Still, not all Massachusetts students have been able to visit D.C., or gain exposure to Holocaust history, Ruderman said.

“We’re looking to impact the lives of many people — really educate them about something that they may not have the opportunity to ever get educated on,” Ruderman said. “We have very high hopes that it’s going to be very modern, and it’s going to be a museum that’s going to be here for the next 100 years.”

The museum will likely feature a local flair, such as incorporating video testimonials and artifacts from Boston area survivors, Kipnis said. And Ruderman is hopeful that survivors or their children can serve as museum docents.

Visitors should leave the museum understanding the consequences of antisemitism and racism, Kipnis said, as well as discrimination against personal characteristics like age, gender, religion and sexual orientation. That broader scope captures the fuller extent of Nazi brutality throughout the Holocaust, Kipnis said.

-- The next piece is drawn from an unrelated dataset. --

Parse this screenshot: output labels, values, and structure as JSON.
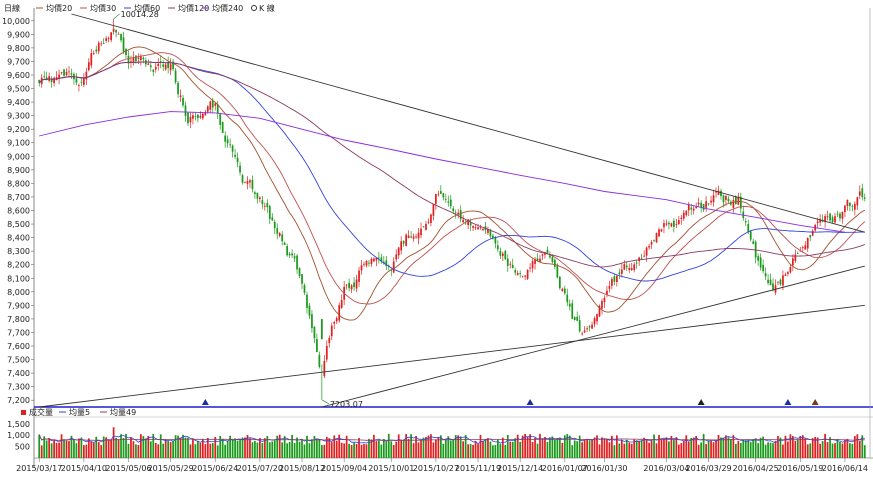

Kipnis first shared news of the museum during a virtual summit on antisemitism last week, in which more than 160 municipal leaders from across Massachusetts learned about critical educational tools to combat rising hate against the Jewish community.

The Lappin Foundation, a Jewish nonprofit based in the North Shore, encouraged cities and towns to adopt the InInternational Holocaust Remembrance Alliance’s definition of antisemitism, in an effort to better identify antisemitic incidents and foster dialogue among allies using a common language. The foundation also called on municipalities to commemorate International Holocaust Remembrance Day on Jan. 27 each year, marking an annual time of reflection much the same as Black History Month and Women’s History Month.

“Antisemitism is not the Jewish community’s problem alone — it is society’s problem,” Debbie Coltin, executive director of the Lappin Foundation, said during the summit. “Where there is antisemitism, there is hatred of others, as well.”

Coltin called the Holocaust museum a “game changer” for World II education in “all of New England and beyond.”